MAJOR TASKS AND RESPONSIBILITIES
This list is intended only to illustrate the various types of work that may be performed. The omission of specific statements does not exclude them from the position if the work is similar, related or logical assignment to the position.
- Assist in the preparation and submission of medical claims to insurance companies and third-party payers.
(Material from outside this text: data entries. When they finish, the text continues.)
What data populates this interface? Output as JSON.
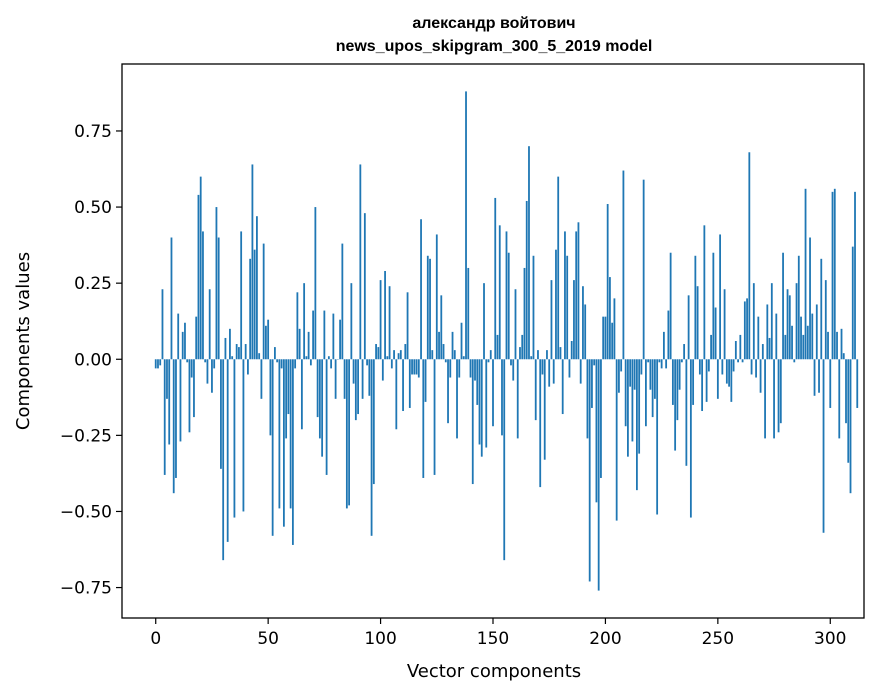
{
  "chart_data": {
    "type": "bar",
    "title": "александр войтович",
    "subtitle": "news_upos_skipgram_300_5_2019 model",
    "xlabel": "Vector components",
    "ylabel": "Components values",
    "xlim": [
      -15,
      315
    ],
    "ylim": [
      -0.85,
      0.97
    ],
    "x_ticks": [
      0,
      50,
      100,
      150,
      200,
      250,
      300
    ],
    "x_tick_labels": [
      "0",
      "50",
      "100",
      "150",
      "200",
      "250",
      "300"
    ],
    "y_ticks": [
      -0.75,
      -0.5,
      -0.25,
      0.0,
      0.25,
      0.5,
      0.75
    ],
    "y_tick_labels": [
      "−0.75",
      "−0.50",
      "−0.25",
      "0.00",
      "0.25",
      "0.50",
      "0.75"
    ],
    "grid": false,
    "bar_color": "#1f77b4",
    "values": [
      -0.03,
      -0.03,
      -0.02,
      0.23,
      -0.38,
      -0.13,
      -0.28,
      0.4,
      -0.44,
      -0.39,
      0.15,
      -0.27,
      0.09,
      0.12,
      -0.01,
      -0.24,
      -0.06,
      -0.19,
      0.14,
      0.54,
      0.6,
      0.42,
      -0.01,
      -0.08,
      0.23,
      -0.11,
      -0.03,
      0.5,
      0.4,
      -0.36,
      -0.66,
      0.07,
      -0.6,
      0.1,
      0.01,
      -0.52,
      0.05,
      0.04,
      0.42,
      -0.5,
      0.05,
      -0.05,
      0.33,
      0.64,
      0.36,
      0.47,
      0.02,
      -0.13,
      0.38,
      0.11,
      0.13,
      -0.25,
      -0.58,
      0.04,
      -0.01,
      -0.49,
      -0.03,
      -0.55,
      -0.26,
      -0.18,
      -0.49,
      -0.61,
      -0.03,
      0.22,
      0.1,
      -0.23,
      0.25,
      0.01,
      0.09,
      -0.02,
      0.16,
      0.5,
      -0.19,
      -0.26,
      -0.32,
      0.16,
      -0.38,
      0.01,
      -0.03,
      0.15,
      -0.13,
      0.0,
      0.13,
      0.38,
      -0.13,
      -0.49,
      -0.48,
      0.25,
      -0.08,
      -0.2,
      -0.18,
      0.64,
      -0.13,
      0.48,
      -0.02,
      -0.12,
      -0.58,
      -0.41,
      0.05,
      0.04,
      0.26,
      -0.07,
      0.29,
      0.01,
      0.24,
      -0.03,
      0.03,
      -0.23,
      0.02,
      0.03,
      -0.17,
      0.05,
      0.22,
      -0.16,
      -0.05,
      -0.05,
      -0.05,
      -0.06,
      0.46,
      -0.39,
      -0.14,
      0.34,
      0.33,
      0.03,
      -0.38,
      0.41,
      0.09,
      0.21,
      0.05,
      -0.01,
      -0.21,
      -0.06,
      0.09,
      0.03,
      -0.26,
      -0.06,
      0.12,
      0.01,
      0.88,
      0.3,
      -0.06,
      -0.41,
      -0.07,
      -0.15,
      -0.28,
      -0.32,
      0.25,
      -0.29,
      -0.01,
      0.03,
      -0.22,
      0.53,
      0.08,
      0.44,
      -0.25,
      -0.66,
      0.42,
      0.35,
      -0.02,
      -0.07,
      0.23,
      -0.26,
      0.04,
      0.08,
      0.3,
      0.52,
      0.7,
      0.01,
      0.34,
      -0.2,
      0.03,
      -0.42,
      -0.05,
      -0.33,
      0.03,
      -0.09,
      0.26,
      -0.08,
      0.36,
      0.6,
      0.04,
      -0.18,
      0.42,
      0.34,
      -0.06,
      0.06,
      0.26,
      0.42,
      0.45,
      -0.08,
      0.24,
      0.18,
      -0.26,
      -0.73,
      -0.16,
      -0.02,
      -0.47,
      -0.76,
      -0.39,
      0.14,
      0.14,
      0.51,
      0.27,
      0.12,
      0.2,
      -0.53,
      -0.11,
      -0.04,
      0.62,
      -0.22,
      -0.32,
      -0.09,
      -0.27,
      -0.1,
      -0.43,
      -0.31,
      -0.05,
      0.59,
      -0.22,
      -0.01,
      -0.1,
      -0.19,
      -0.13,
      -0.51,
      -0.01,
      -0.03,
      0.09,
      -0.03,
      0.16,
      0.35,
      -0.15,
      -0.3,
      -0.2,
      -0.1,
      -0.01,
      0.05,
      -0.35,
      0.21,
      -0.52,
      -0.15,
      0.34,
      0.24,
      -0.05,
      -0.17,
      0.44,
      -0.14,
      -0.04,
      0.08,
      0.35,
      0.17,
      -0.13,
      0.41,
      -0.05,
      0.23,
      -0.08,
      -0.09,
      -0.14,
      -0.04,
      0.06,
      -0.01,
      0.08,
      -0.01,
      0.19,
      0.2,
      0.68,
      -0.05,
      0.25,
      -0.06,
      0.14,
      -0.11,
      0.05,
      -0.26,
      0.18,
      0.07,
      0.25,
      -0.26,
      0.15,
      -0.24,
      -0.21,
      0.35,
      0.08,
      0.23,
      0.21,
      0.11,
      -0.01,
      0.25,
      0.34,
      0.14,
      0.08,
      0.56,
      0.11,
      0.4,
      0.15,
      -0.12,
      0.18,
      -0.11,
      0.33,
      -0.57,
      0.26,
      0.09,
      -0.16,
      0.55,
      0.56,
      0.09,
      -0.26,
      0.1,
      0.02,
      -0.21,
      -0.34,
      -0.44,
      0.37,
      0.55,
      -0.16
    ]
  }
}
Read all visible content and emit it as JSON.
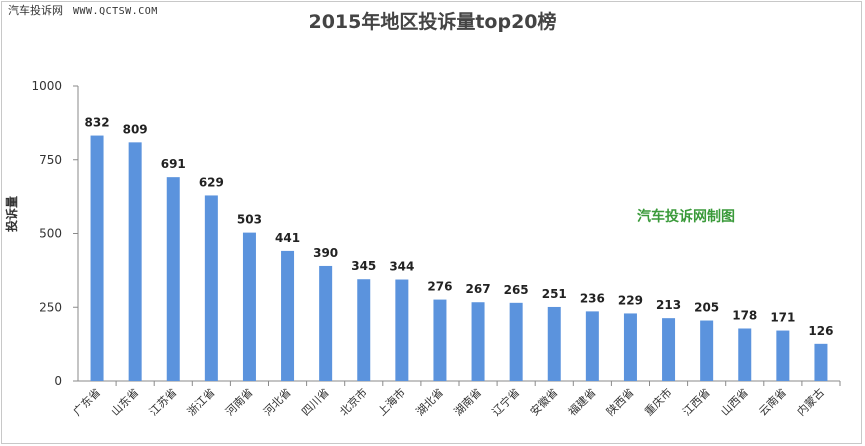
{
  "watermark": {
    "site": "汽车投诉网",
    "url": "WWW.QCTSW.COM"
  },
  "credit": "汽车投诉网制图",
  "chart_data": {
    "type": "bar",
    "title": "2015年地区投诉量top20榜",
    "xlabel": "",
    "ylabel": "投诉量",
    "ylim": [
      0,
      1000
    ],
    "yticks": [
      0,
      250,
      500,
      750,
      1000
    ],
    "grid": false,
    "legend": "none",
    "categories": [
      "广东省",
      "山东省",
      "江苏省",
      "浙江省",
      "河南省",
      "河北省",
      "四川省",
      "北京市",
      "上海市",
      "湖北省",
      "湖南省",
      "辽宁省",
      "安徽省",
      "福建省",
      "陕西省",
      "重庆市",
      "江西省",
      "山西省",
      "云南省",
      "内蒙古"
    ],
    "values": [
      832,
      809,
      691,
      629,
      503,
      441,
      390,
      345,
      344,
      276,
      267,
      265,
      251,
      236,
      229,
      213,
      205,
      178,
      171,
      126
    ],
    "colors": {
      "bar": "#5b93dd",
      "axis": "#8a8a8a",
      "text": "#333333"
    }
  }
}
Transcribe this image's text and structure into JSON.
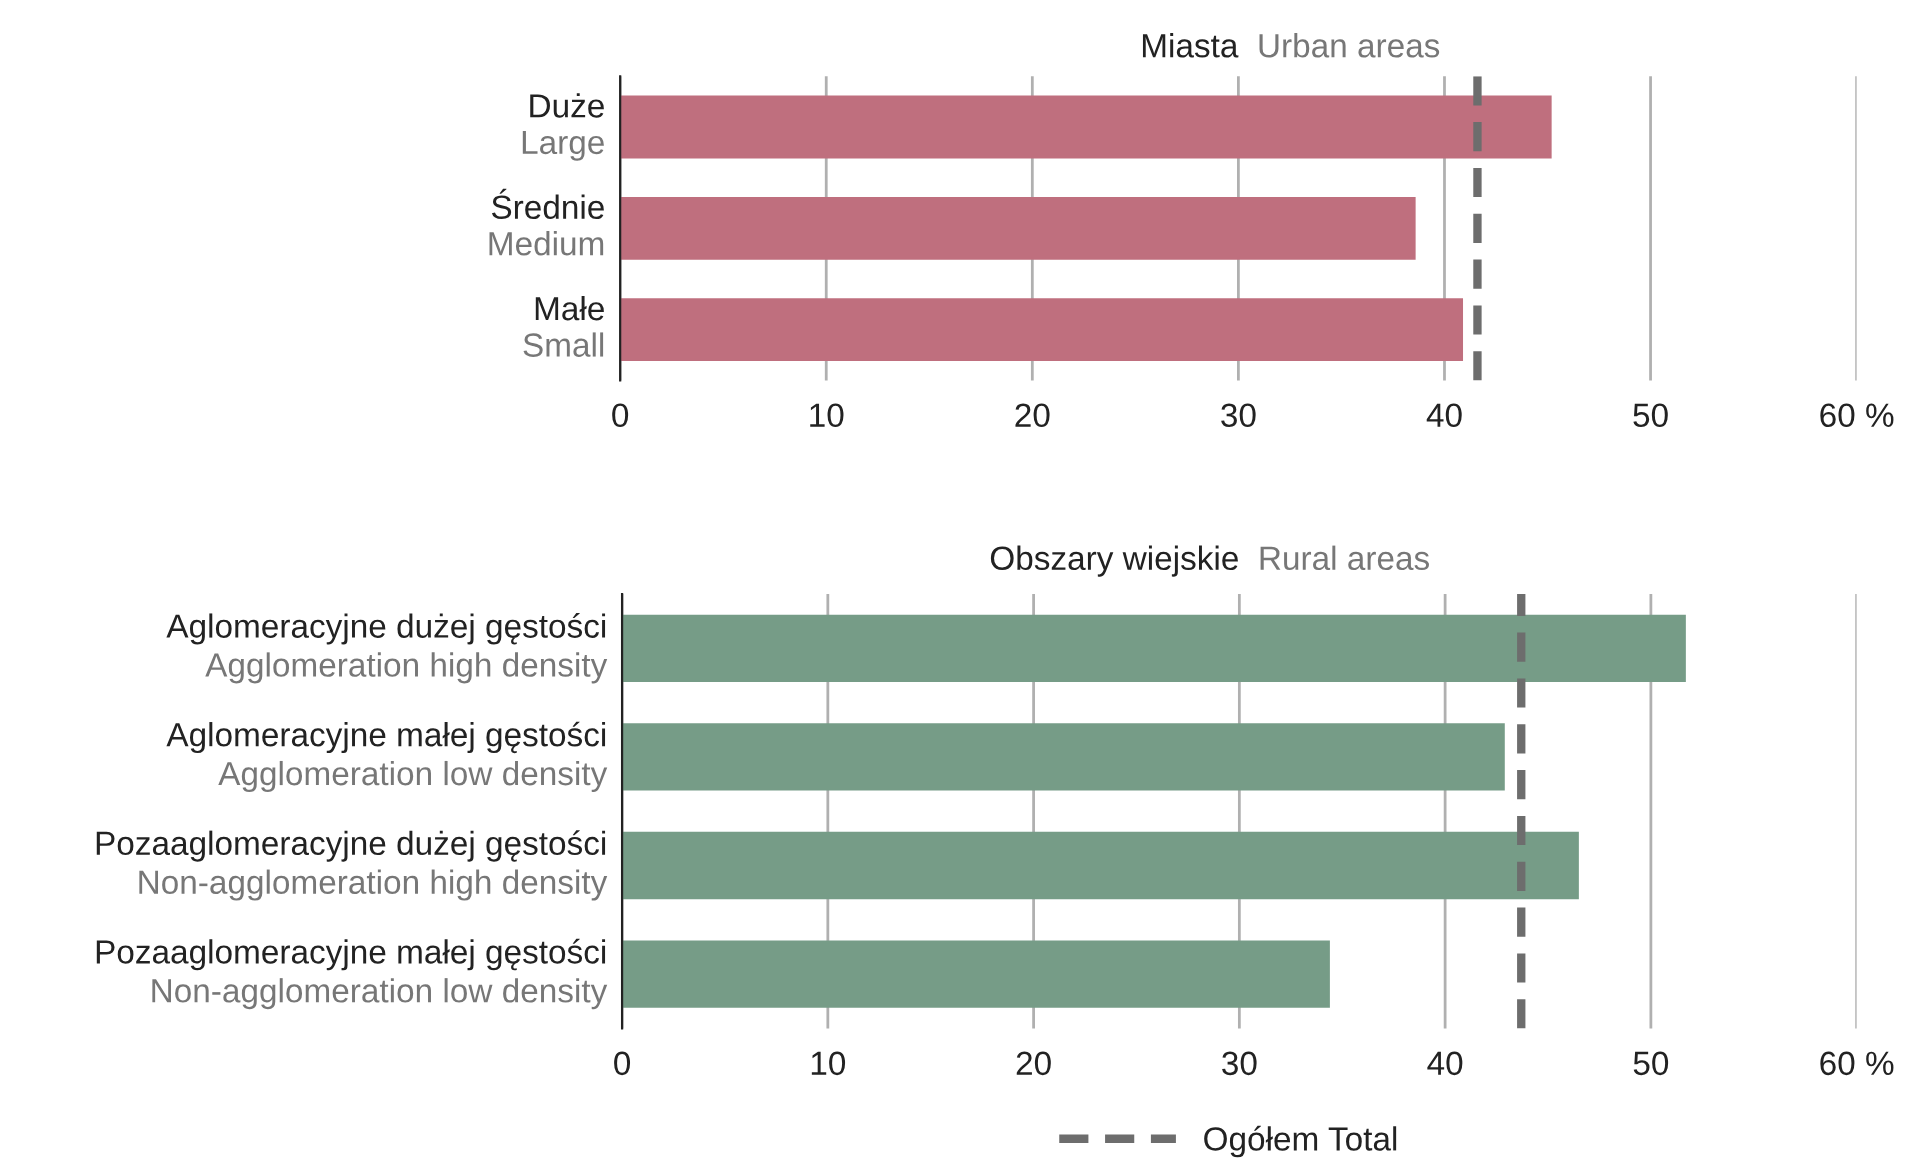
{
  "chart_data": [
    {
      "type": "bar",
      "orientation": "horizontal",
      "title": "Miasta",
      "subtitle": "Urban areas",
      "categories": [
        "Duże\nLarge",
        "Średnie\nMedium",
        "Małe\nSmall"
      ],
      "values": [
        45.2,
        38.6,
        40.9
      ],
      "color": "#bf6f7e",
      "xlim": [
        0,
        60
      ],
      "xticks": [
        0,
        10,
        20,
        30,
        40,
        50,
        {
          "value": 60,
          "label": "60 %"
        }
      ],
      "grid": "x",
      "ref_lines": [
        {
          "axis": "x",
          "value": 41.6,
          "color": "#6d6d6d",
          "line_style": "dashed"
        }
      ]
    },
    {
      "type": "bar",
      "orientation": "horizontal",
      "title": "Obszary wiejskie",
      "subtitle": "Rural areas",
      "categories": [
        "Aglomeracyjne dużej gęstości\nAgglomeration high density",
        "Aglomeracyjne małej gęstości\nAgglomeration low density",
        "Pozaaglomeracyjne dużej gęstości\nNon-agglomeration high density",
        "Pozaaglomeracyjne małej gęstości\nNon-agglomeration low density"
      ],
      "values": [
        51.7,
        42.9,
        46.5,
        34.4
      ],
      "color": "#769c87",
      "xlim": [
        0,
        60
      ],
      "xticks": [
        0,
        10,
        20,
        30,
        40,
        50,
        {
          "value": 60,
          "label": "60 %"
        }
      ],
      "grid": "x",
      "ref_lines": [
        {
          "axis": "x",
          "value": 43.7,
          "label": "Ogółem Total",
          "color": "#6d6d6d",
          "line_style": "dashed"
        }
      ],
      "legend": "bottom"
    }
  ]
}
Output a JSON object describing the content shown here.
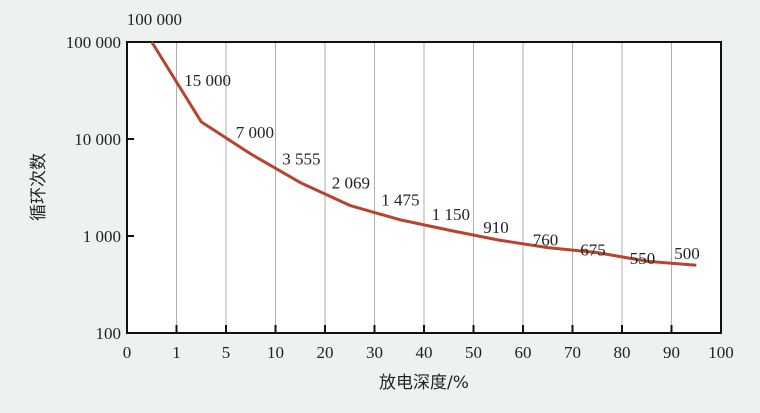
{
  "chart_data": {
    "type": "line",
    "title": "",
    "xlabel": "放电深度/%",
    "ylabel": "循环次数",
    "x_ticks": [
      "0",
      "1",
      "5",
      "10",
      "20",
      "30",
      "40",
      "50",
      "60",
      "70",
      "80",
      "90",
      "100"
    ],
    "y_ticks": [
      "100",
      "1 000",
      "10 000",
      "100 000"
    ],
    "y_scale": "log",
    "ylim": [
      100,
      100000
    ],
    "grid": "vertical",
    "line_color": "#b5452f",
    "series": [
      {
        "x_interval": [
          "0-1",
          "1-5",
          "5-10",
          "10-20",
          "20-30",
          "30-40",
          "40-50",
          "50-60",
          "60-70",
          "70-80",
          "80-90",
          "90-100"
        ],
        "values": [
          100000,
          15000,
          7000,
          3555,
          2069,
          1475,
          1150,
          910,
          760,
          675,
          550,
          500
        ],
        "labels": [
          "100 000",
          "15 000",
          "7 000",
          "3 555",
          "2 069",
          "1 475",
          "1 150",
          "910",
          "760",
          "675",
          "550",
          "500"
        ]
      }
    ]
  }
}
- Verify and update patient insurance coverage and other details in the billing system.
- Maintain organized and accurate records of claims and payments.
- Input billing and payment data into medical billing software with attention to detail.
- Collaborate with healthcare providers to gather necessary documentation for claims.
- Respond to basic billing inquiries from patients and insurance companies.
- Support follow-up activities on unpaid or underpaid claims under supervision.
- Generate simple billing reports and assist with data entry as needed.
- Stay informed about basic medical billing regulations and payer guidelines.
- Assist in filing and other clerical duties related to billing activities.
- Because of the Tribe's commitment to community service and the well-being of its members, each employee may be expected to perform a wide range of office and field duties from time to time. Such duties may or may not be related to their regular responsibilities.
EDUCATION - EXPERIENCE AND TRAINING FOR POSITION
Required:
High school diploma or equivalent.
Two (2) years of EPIC medical billing experience.
Preferred:
Experience in a healthcare or billing environment.
SPECIFIC SKILLS/KNOWLEDGE/ABILITIES REQUIRED FOR POSITION
Skills:
- Basic understanding of office procedures and data entry.
- Ability to quickly learn medical billing software and processes.
- Strong organizational skills for maintaining billing records.
- Attention to detail in billing data and payments.
- Good communication skills for interacting with team members and patients.
- Basic knowledge of HIPAA regulations and confidentiality.
Ability:
- Accurately input data into billing software.
- Communicate effectively with providers and insurance companies.
- Learn and adapt to new billing procedures quickly.
- Work independently while following supervision.
- Manage multiple tasks and meet deadlines.
- Assist with resolving basic billing inquiries.
Knowledge:
- Basic understanding of medical billing processes or willingness to learn.
- Familiarity with third-party payer systems is a plus.
- Understanding of insurance verification processes.
- Knowledge of basic office software (e.g., Microsoft Office).
- Awareness of HIPAA regulations and patient confidentiality.
- General familiarity with medical terminology is beneficial.
PHYSICAL REQUIREMENTS
The Medical Billing Specialist position primarily involves working in an office setting, seated at a desk for extended periods. It requires frequent use of a computer to enter billing and payment data. Some light lifting, such as carrying office supplies or files (up to 10 pounds), may occasionally be necessary. The position requires focus, attention to detail, and the ability to work with minimal distractions, as accuracy in billing is critical. Good vision is necessary for reviewing billing documents, and moderate stress may occur around billing deadlines or large claim submissions.